If you live in my neighborhood, these are common occurrences.

You could be the match, they say.
That chance to save a life, you are told.
It could be you.
It is a painless, three second test, the person behind the table implores.

Chances are, if you showed up to the event, or even if you just pass the table, you had no intention of saying no to the test. Chances are, you didn’t think all that much about getting the call. If you are me, you are thinking,

Ok, I’ll give you my cheek swab. It’s not like you’ll ever call me. What are the odds, really?
When you reach my age (let’s just say, older than is ideal for this type of thing), you are not expecting to ever hear about it again. It isn’t as if I know too many people who have donated bone marrow.

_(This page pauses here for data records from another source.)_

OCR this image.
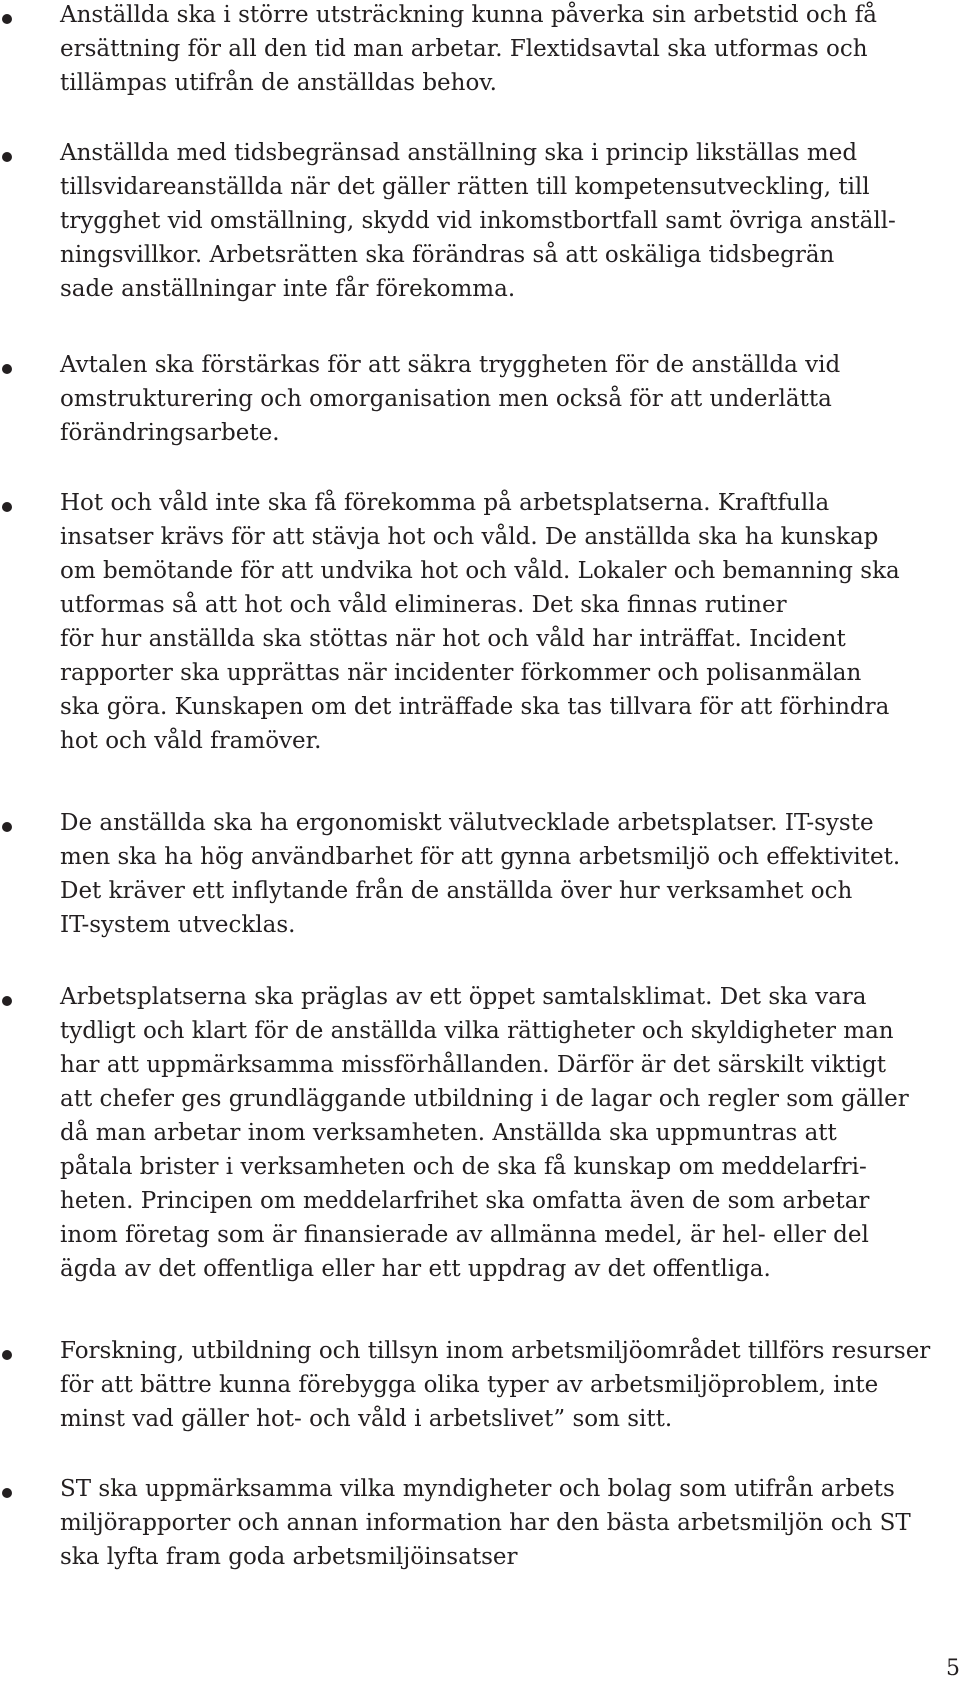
Anställda ska i större utsträckning kunna påverka sin arbetstid och få
ersättning för all den tid man arbetar. Flextidsavtal ska utformas och
tillämpas utifrån de anställdas behov.
Anställda med tidsbegränsad anställning ska i princip likställas med
tillsvidareanställda när det gäller rätten till kompetensutveckling, till
trygghet vid omställning, skydd vid inkomstbortfall samt övriga anställ-
ningsvillkor. Arbetsrätten ska förändras så att oskäliga tidsbegrän
sade anställningar inte får förekomma.
Avtalen ska förstärkas för att säkra tryggheten för de anställda vid
omstrukturering och omorganisation men också för att underlätta
förändringsarbete.
Hot och våld inte ska få förekomma på arbetsplatserna. Kraftfulla
insatser krävs för att stävja hot och våld. De anställda ska ha kunskap
om bemötande för att undvika hot och våld. Lokaler och bemanning ska
utformas så att hot och våld elimineras. Det ska finnas rutiner
för hur anställda ska stöttas när hot och våld har inträffat. Incident
rapporter ska upprättas när incidenter förkommer och polisanmälan
ska göra. Kunskapen om det inträffade ska tas tillvara för att förhindra
hot och våld framöver.
De anställda ska ha ergonomiskt välutvecklade arbetsplatser. IT-syste
men ska ha hög användbarhet för att gynna arbetsmiljö och effektivitet.
Det kräver ett inflytande från de anställda över hur verksamhet och
IT-system utvecklas.
Arbetsplatserna ska präglas av ett öppet samtalsklimat. Det ska vara
tydligt och klart för de anställda vilka rättigheter och skyldigheter man
har att uppmärksamma missförhållanden. Därför är det särskilt viktigt
att chefer ges grundläggande utbildning i de lagar och regler som gäller
då man arbetar inom verksamheten. Anställda ska uppmuntras att
påtala brister i verksamheten och de ska få kunskap om meddelarfri-
heten. Principen om meddelarfrihet ska omfatta även de som arbetar
inom företag som är finansierade av allmänna medel, är hel- eller del
ägda av det offentliga eller har ett uppdrag av det offentliga.
Forskning, utbildning och tillsyn inom arbetsmiljöområdet tillförs resurser
för att bättre kunna förebygga olika typer av arbetsmiljöproblem, inte
minst vad gäller hot- och våld i arbetslivet” som sitt.
ST ska uppmärksamma vilka myndigheter och bolag som utifrån arbets
miljörapporter och annan information har den bästa arbetsmiljön och ST
ska lyfta fram goda arbetsmiljöinsatser
5
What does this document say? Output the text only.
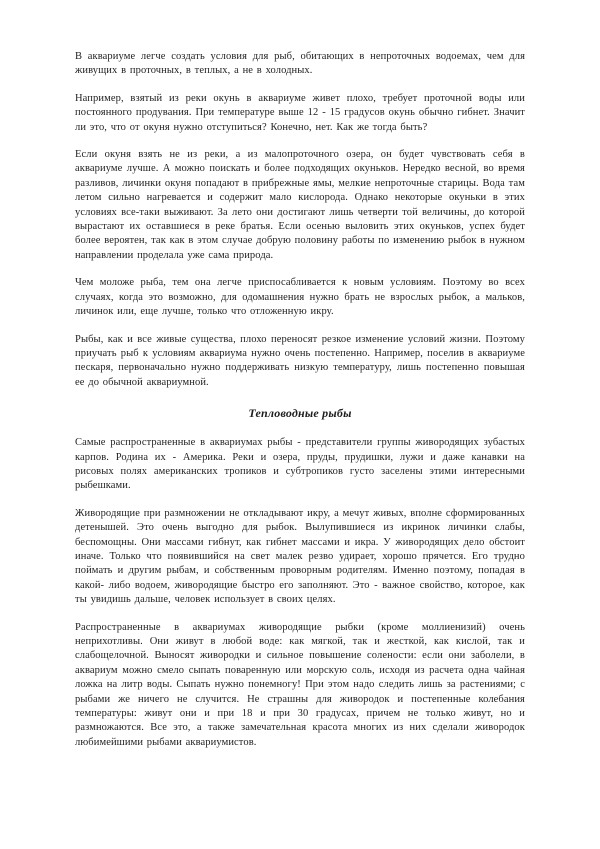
В аквариуме легче создать условия для рыб, обитающих в непроточных водоемах, чем для живущих в проточных, в теплых, а не в холодных.

Например, взятый из реки окунь в аквариуме живет плохо, требует проточной воды или постоянного продувания. При температуре выше 12 - 15 градусов окунь обычно гибнет. Значит ли это, что от окуня нужно отступиться? Конечно, нет. Как же тогда быть?

Если окуня взять не из реки, а из малопроточного озера, он будет чувствовать себя в аквариуме лучше. А можно поискать и более подходящих окуньков. Нередко весной, во время разливов, личинки окуня попадают в прибрежные ямы, мелкие непроточные старицы. Вода там летом сильно нагревается и содержит мало кислорода. Однако некоторые окуньки в этих условиях все-таки выживают. За лето они достигают лишь четверти той величины, до которой вырастают их оставшиеся в реке братья. Если осенью выловить этих окуньков, успех будет более вероятен, так как в этом случае добрую половину работы по изменению рыбок в нужном направлении проделала уже сама природа.

Чем моложе рыба, тем она легче приспосабливается к новым условиям. Поэтому во всех случаях, когда это возможно, для одомашнения нужно брать не взрослых рыбок, а мальков, личинок или, еще лучше, только что отложенную икру.

Рыбы, как и все живые существа, плохо переносят резкое изменение условий жизни. Поэтому приучать рыб к условиям аквариума нужно очень постепенно. Например, поселив в аквариуме пескаря, первоначально нужно поддерживать низкую температуру, лишь постепенно повышая ее до обычной аквариумной.

Тепловодные рыбы

Самые распространенные в аквариумах рыбы - представители группы живородящих зубастых карпов. Родина их - Америка. Реки и озера, пруды, прудишки, лужи и даже канавки на рисовых полях американских тропиков и субтропиков густо заселены этими интересными рыбешками.

Живородящие при размножении не откладывают икру, а мечут живых, вполне сформированных детенышей. Это очень выгодно для рыбок. Вылупившиеся из икринок личинки слабы, беспомощны. Они массами гибнут, как гибнет массами и икра. У живородящих дело обстоит иначе. Только что появившийся на свет малек резво удирает, хорошо прячется. Его трудно поймать и другим рыбам, и собственным проворным родителям. Именно поэтому, попадая в какой- либо водоем, живородящие быстро его заполняют. Это - важное свойство, которое, как ты увидишь дальше, человек использует в своих целях.

Распространенные в аквариумах живородящие рыбки (кроме моллиенизий) очень неприхотливы. Они живут в любой воде: как мягкой, так и жесткой, как кислой, так и слабощелочной. Выносят живородки и сильное повышение солености: если они заболели, в аквариум можно смело сыпать поваренную или морскую соль, исходя из расчета одна чайная ложка на литр воды. Сыпать нужно понемногу! При этом надо следить лишь за растениями; с рыбами же ничего не случится. Не страшны для живородок и постепенные колебания температуры: живут они и при 18 и при 30 градусах, причем не только живут, но и размножаются. Все это, а также замечательная красота многих из них сделали живородок любимейшими рыбами аквариумистов.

I must have gone to the Gift of Life Bone Marrow Drive about 6 years ago. I could probably ask Ana, my coordinator. Ana knows everything, from my current actual weight, to the weight I give on my forms, to my blood pressure, to what I ate this morning. I am sure she knows the exact date I gave my cheek swab, and for whom the bone marrow drive was named.

In the last four weeks since I got the call, (I sometimes say I was sounds sort of secret servicey….) Ana and I have spoken almost daily and usually 3 or 4 times a day. I am trying not to get too attached, because I know that soon she will move on and I will be just another cotton swab.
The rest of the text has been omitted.